According to Aquino, as the mass of a particle decreases, its detectability also decreases due to the uncertainty principle. If the mass of an object could be reduced to 0.159 of its rest mass it would become undetectable by any means. It would not simply be invisible but imaginary.
I have always been uneasy with thinking about the cloaking as only a function of light. I thought it actually went beyond that to a point where the object was not really part of our reality or our perceived reality. Perhaps there are other "dimensions" that we are unaware of like star trek's sub-space.
I have been researching the experiments on the nature of light. It turns out that A. A. Michelson made a profound error in the design of his interferometer (1881). He did not include the Doppler Effect in its design. Michelson wrongly believed that the wavelength of light was a standard he could use to measure the movement of the Earth through space and thus look for a slight difference in light's pathlengths to detect the "ether wind'.
Had Michelson properly considered the Doppler Effect, he would have expected hundreds of wavelengths of change as the instrument was rotated, not a fraction of a single wavelength, which is what he found, but only a fraction at that.
When Michelson did his experiment, most people thought the Sun was the center of the Universe. The great Milky Way was not recognized as a galaxy. Then, other galaxies were thought to be just "nebula" within the vast complex of the Universe's stars. As far as one could prove, the Earth only revolved around the Sun at 30 kilometers per hour, that was our absolute motion through space. Michelson looked for the Earth to be traveling at that speed, not the hundreds of kilometer per hour that we now understand as our motion through space. Michelson knew nothing of a "Big Bang", his cosmology was far more primitive than what we know today.
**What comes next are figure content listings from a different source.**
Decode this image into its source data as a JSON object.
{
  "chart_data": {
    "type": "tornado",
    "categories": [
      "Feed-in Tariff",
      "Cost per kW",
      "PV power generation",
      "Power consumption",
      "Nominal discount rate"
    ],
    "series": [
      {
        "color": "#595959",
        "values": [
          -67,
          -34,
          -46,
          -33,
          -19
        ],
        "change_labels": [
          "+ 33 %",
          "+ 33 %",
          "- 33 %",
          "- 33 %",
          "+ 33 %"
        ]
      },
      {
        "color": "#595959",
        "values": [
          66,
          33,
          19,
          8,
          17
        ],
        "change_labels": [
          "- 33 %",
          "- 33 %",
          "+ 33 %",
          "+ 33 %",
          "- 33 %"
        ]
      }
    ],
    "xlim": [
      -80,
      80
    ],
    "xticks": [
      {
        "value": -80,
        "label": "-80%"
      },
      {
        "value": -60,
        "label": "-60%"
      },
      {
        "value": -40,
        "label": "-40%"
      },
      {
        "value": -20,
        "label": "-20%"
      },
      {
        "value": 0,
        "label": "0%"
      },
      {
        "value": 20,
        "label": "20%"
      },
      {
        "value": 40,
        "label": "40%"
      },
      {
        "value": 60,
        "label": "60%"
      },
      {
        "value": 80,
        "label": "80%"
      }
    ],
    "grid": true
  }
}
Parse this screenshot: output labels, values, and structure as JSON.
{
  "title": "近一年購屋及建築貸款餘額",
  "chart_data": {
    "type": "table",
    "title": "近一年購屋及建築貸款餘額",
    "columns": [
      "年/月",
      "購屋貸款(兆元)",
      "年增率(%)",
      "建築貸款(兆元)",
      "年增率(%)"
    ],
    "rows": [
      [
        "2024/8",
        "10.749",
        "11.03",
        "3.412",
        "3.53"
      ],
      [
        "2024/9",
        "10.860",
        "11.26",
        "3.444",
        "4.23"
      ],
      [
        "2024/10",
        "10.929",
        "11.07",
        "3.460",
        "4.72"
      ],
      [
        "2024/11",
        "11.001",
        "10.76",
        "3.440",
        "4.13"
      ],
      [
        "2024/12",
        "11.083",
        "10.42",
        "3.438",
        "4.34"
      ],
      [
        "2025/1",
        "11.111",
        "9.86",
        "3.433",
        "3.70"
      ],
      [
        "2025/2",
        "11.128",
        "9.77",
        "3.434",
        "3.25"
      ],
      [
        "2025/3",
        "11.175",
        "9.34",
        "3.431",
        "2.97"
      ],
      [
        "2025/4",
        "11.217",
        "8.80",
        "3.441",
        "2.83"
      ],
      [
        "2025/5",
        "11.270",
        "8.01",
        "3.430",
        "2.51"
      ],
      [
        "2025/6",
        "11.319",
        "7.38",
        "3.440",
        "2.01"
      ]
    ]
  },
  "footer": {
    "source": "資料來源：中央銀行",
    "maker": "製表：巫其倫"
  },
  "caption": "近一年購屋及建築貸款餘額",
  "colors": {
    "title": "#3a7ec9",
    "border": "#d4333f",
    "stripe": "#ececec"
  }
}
When Michelson did his experiments he went there by horse, there were no telephones, no radio, no electric lights but gaslights and whaleoil lamps: Michelson's day was in what amounts to the dark ages. The Doppler Effect was known as a novelty; it was not ingrained into modern technology and science as it is now. The Doppler Effect was being just introduced into photographic astronomy. Michelson probably never knew it's importance, even if he knew it existed.
That Michelson should have found the Doppler Effect in his results, but that he did not, shows that there is indeed an ether, which is what he was looking for. But the ether Michelson found is not anchored in the foundation of the Universe, although there must also be an ether anchored to that foundation. What Michelson found is an ether that travels with the motion of the Earth. Michelson believed that such might be the case, but he could not find a way to "prove" it experimentally, not realizing that he already had. Had Michelson figured the ether experiment as having to show the Doppler Effect, the failure to show hundreds of "fringes" of interference would have proven an entrained ether.
So,
What then does an "ether" have to do with this discussion? As ether is necessary for there to be transmission of light and other electromagnetic radiation, anything that separates atoms from this "ether" will cloak those atoms from transmitting that electromagnetic radiation and light. If gravity and inertia are also electromagnetic effects, cloaking atoms from the ether might also profoundly affect the physics that rule gravity and inertia.